Mohammad Sharifullah faces a maximum prison sentence of 20 years after his one-count conviction in an international terrorism case that President Donald Trump heralded last year
Alexandria: An alleged Islamic State group militant was convicted on Wednesday, April 29, of a conspiracy charge in a deadly suicide bombing at a Kabul airport during the U.S. military’s chaotic withdrawal from Afghanistan in 2021.
Mohammad Sharifullah faces a maximum prison sentence of 20 years after his one-count conviction in an international terrorism case that President Donald Trump heralded last year during a speech to a joint session of Congress. Sharifullah didn’t testify at his weeklong trial.
Approximately 160 Afghans and 13 U.S. service members were killed in the Aug. 26, 2021, attack at the airport, where U.S. troops were conducting an evacuation operation when a lone suicide bomber detonated an improvised explosive device near an entry point known as Abbey Gate.
A federal jury in Virginia convicted Sharifullah of providing material support to an Islamic State regional branch known as ISIS-K. But the jurors deadlocked on whether any deaths at the airport “resulted from” that conspiracy. Sharifullah could have faced a possible life sentence if the jury had unanimously decided that question.
Sharifullah didn’t appear to have any visible reaction to the verdict. U.S. District Judge Anthony Trenga didn’t immediately set a date for Sharifullah’s sentencing.
Defense attorney Lauren Rosen argued that prosecutors failed to present any evidence tying Sharifullah to the bombing besides his own words during hours of FBI questioning. Rosen said Sharifullah told FBI agents what he thought they wanted to hear, possibly because he was afraid of being tortured in Pakistani custody before he was brought to the U.S.
“The problem was, he didn’t know much about what actually happened that day,” Rosen told jurors during the trial’s closing arguments. “The government has told you nothing about how this attack actually happened.”
Justice Department prosecutor Ryan White said Sharifullah played a crucial role in planning the Abbey Gate bombing and was involved in several other attacks by ISIS-K, including its March 2024 attack at a Moscow concert hall that killed roughly 140 people.

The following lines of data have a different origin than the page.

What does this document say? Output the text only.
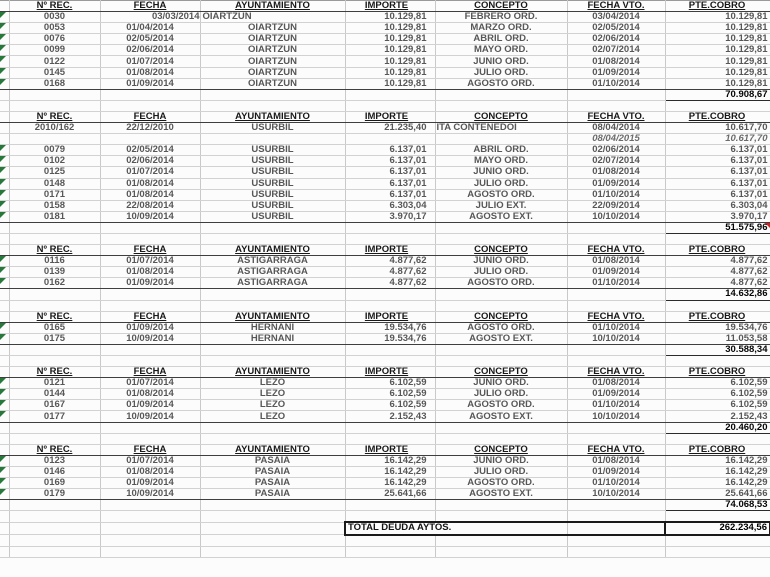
	Nº REC.	FECHA	AYUNTAMIENTO	IMPORTE	CONCEPTO	FECHA VTO.	PTE.COBRO

	0030	03/03/2014	OIARTZUN	10.129,81	FEBRERO ORD.	03/04/2014	10.129,81

	0053	01/04/2014	OIARTZUN	10.129,81	MARZO ORD.	02/05/2014	10.129,81

	0076	02/05/2014	OIARTZUN	10.129,81	ABRIL ORD.	02/06/2014	10.129,81

	0099	02/06/2014	OIARTZUN	10.129,81	MAYO ORD.	02/07/2014	10.129,81

	0122	01/07/2014	OIARTZUN	10.129,81	JUNIO ORD.	01/08/2014	10.129,81

	0145	01/08/2014	OIARTZUN	10.129,81	JULIO ORD.	01/09/2014	10.129,81

	0168	01/09/2014	OIARTZUN	10.129,81	AGOSTO ORD.	01/10/2014	10.129,81
							70.908,67

	Nº REC.	FECHA	AYUNTAMIENTO	IMPORTE	CONCEPTO	FECHA VTO.	PTE.COBRO
	2010/162	22/12/2010	USURBIL	21.235,40	ITA CONTENEDOI	08/04/2014	10.617,70
						08/04/2015	10.617,70

	0079	02/05/2014	USURBIL	6.137,01	ABRIL ORD.	02/06/2014	6.137,01

	0102	02/06/2014	USURBIL	6.137,01	MAYO ORD.	02/07/2014	6.137,01

	0125	01/07/2014	USURBIL	6.137,01	JUNIO ORD.	01/08/2014	6.137,01

	0148	01/08/2014	USURBIL	6.137,01	JULIO ORD.	01/09/2014	6.137,01

	0171	01/08/2014	USURBIL	6.137,01	AGOSTO ORD.	01/10/2014	6.137,01

	0158	22/08/2014	USURBIL	6.303,04	JULIO EXT.	22/09/2014	6.303,04

	0181	10/09/2014	USURBIL	3.970,17	AGOSTO EXT.	10/10/2014	3.970,17
							51.575,96

	Nº REC.	FECHA	AYUNTAMIENTO	IMPORTE	CONCEPTO	FECHA VTO.	PTE.COBRO

	0116	01/07/2014	ASTIGARRAGA	4.877,62	JUNIO ORD.	01/08/2014	4.877,62

	0139	01/08/2014	ASTIGARRAGA	4.877,62	JULIO ORD.	01/09/2014	4.877,62

	0162	01/09/2014	ASTIGARRAGA	4.877,62	AGOSTO ORD.	01/10/2014	4.877,62
							14.632,86

	Nº REC.	FECHA	AYUNTAMIENTO	IMPORTE	CONCEPTO	FECHA VTO.	PTE.COBRO

	0165	01/09/2014	HERNANI	19.534,76	AGOSTO ORD.	01/10/2014	19.534,76

	0175	10/09/2014	HERNANI	19.534,76	AGOSTO EXT.	10/10/2014	11.053,58
							30.588,34

	Nº REC.	FECHA	AYUNTAMIENTO	IMPORTE	CONCEPTO	FECHA VTO.	PTE.COBRO

	0121	01/07/2014	LEZO	6.102,59	JUNIO ORD.	01/08/2014	6.102,59

	0144	01/08/2014	LEZO	6.102,59	JULIO ORD.	01/09/2014	6.102,59

	0167	01/09/2014	LEZO	6.102,59	AGOSTO ORD.	01/10/2014	6.102,59

	0177	10/09/2014	LEZO	2.152,43	AGOSTO EXT.	10/10/2014	2.152,43
							20.460,20

	Nº REC.	FECHA	AYUNTAMIENTO	IMPORTE	CONCEPTO	FECHA VTO.	PTE.COBRO

	0123	01/07/2014	PASAIA	16.142,29	JUNIO ORD.	01/08/2014	16.142,29

	0146	01/08/2014	PASAIA	16.142,29	JULIO ORD.	01/09/2014	16.142,29

	0169	01/09/2014	PASAIA	16.142,29	AGOSTO ORD.	01/10/2014	16.142,29

	0179	10/09/2014	PASAIA	25.641,66	AGOSTO EXT.	10/10/2014	25.641,66
							74.068,53

				TOTAL DEUDA AYTOS.			262.234,56
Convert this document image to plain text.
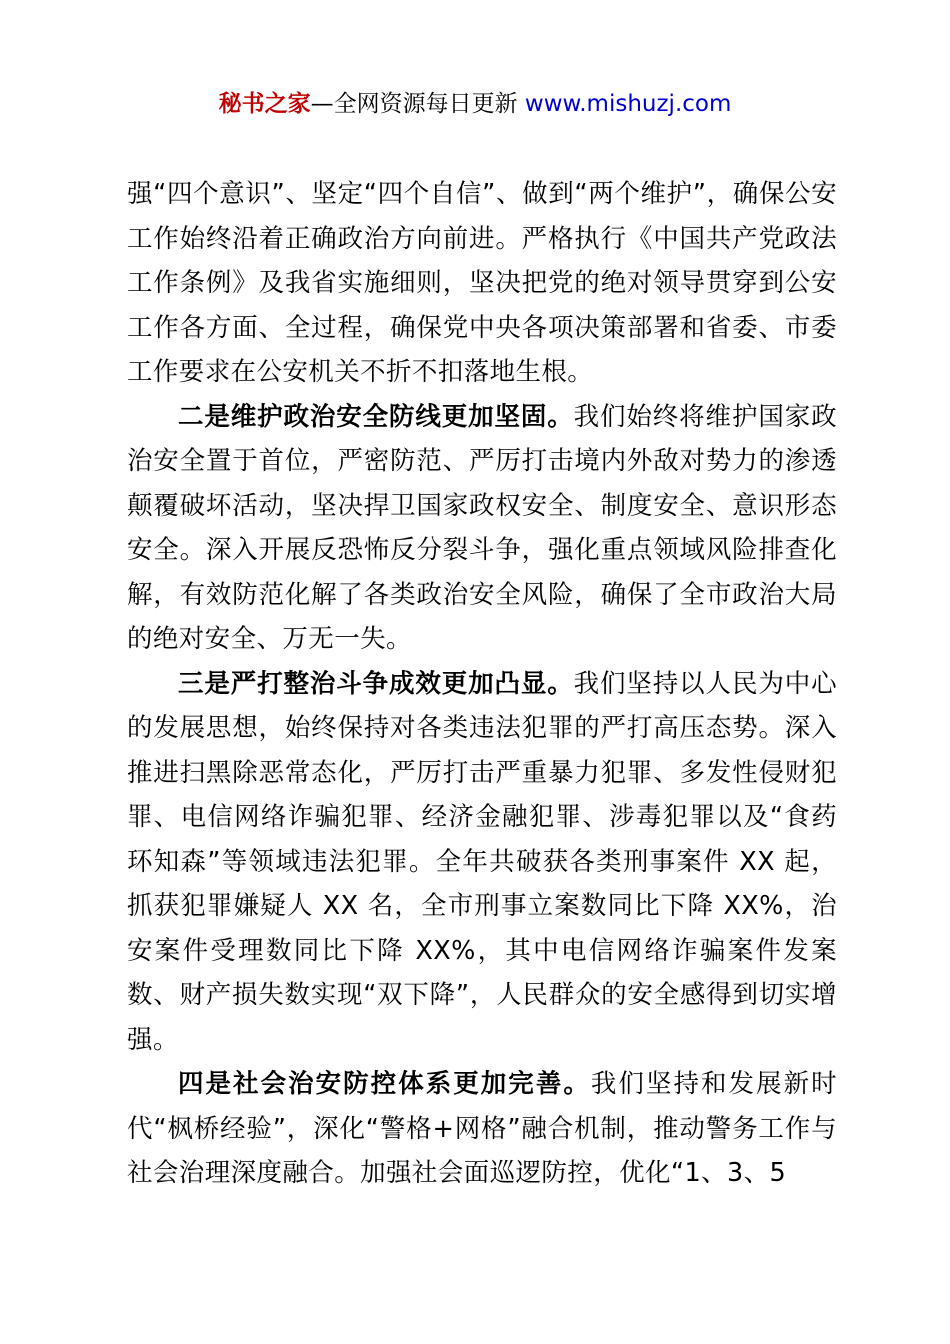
秘书之家—全网资源每日更新 www.mishuzj.com

强“四个意识”、坚定“四个自信”、做到“两个维护”，确保公安工作始终沿着正确政治方向前进。严格执行《中国共产党政法工作条例》及我省实施细则，坚决把党的绝对领导贯穿到公安工作各方面、全过程，确保党中央各项决策部署和省委、市委工作要求在公安机关不折不扣落地生根。

二是维护政治安全防线更加坚固。我们始终将维护国家政治安全置于首位，严密防范、严厉打击境内外敌对势力的渗透颠覆破坏活动，坚决捍卫国家政权安全、制度安全、意识形态安全。深入开展反恐怖反分裂斗争，强化重点领域风险排查化解，有效防范化解了各类政治安全风险，确保了全市政治大局的绝对安全、万无一失。

三是严打整治斗争成效更加凸显。我们坚持以人民为中心的发展思想，始终保持对各类违法犯罪的严打高压态势。深入推进扫黑除恶常态化，严厉打击严重暴力犯罪、多发性侵财犯罪、电信网络诈骗犯罪、经济金融犯罪、涉毒犯罪以及“食药环知森”等领域违法犯罪。全年共破获各类刑事案件 XX 起，抓获犯罪嫌疑人 XX 名，全市刑事立案数同比下降 XX%，治安案件受理数同比下降 XX%，其中电信网络诈骗案件发案数、财产损失数实现“双下降”，人民群众的安全感得到切实增强。

四是社会治安防控体系更加完善。我们坚持和发展新时代“枫桥经验”，深化“警格+网格”融合机制，推动警务工作与社会治理深度融合。加强社会面巡逻防控，优化“1、3、5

“The defendant thought nothing of killing,” White said. “For him, it was just another day at the office.”
A review by U.S. Central Command found that the Abbey Gate bomber was Abdul Rahman al-Logari, an Islamic State group militant who had been released from an Afghan prison by the Taliban. Sharifullah recognized the alleged bomber as an operative he had known while incarcerated, according to an FBI affidavit.
A former Marine testified to Congress that he and others had spotted two possible suspects behaving suspiciously on the morning of the bombing but didn’t get permission to act. However, the Central Command review concluded that the snipers hadn’t seen the actual bomber and that the attack was not preventable.
A prosecutor assigned to the Abbey Gate case was fired last year after a right-wing commentator publicly criticized him over his work during President Joe Biden’s Democratic administration. Michael Ben’Ary’s ouster was part of a broader purge of Justice Department veterans deemed to be insufficiently loyal to Trump, a Republican.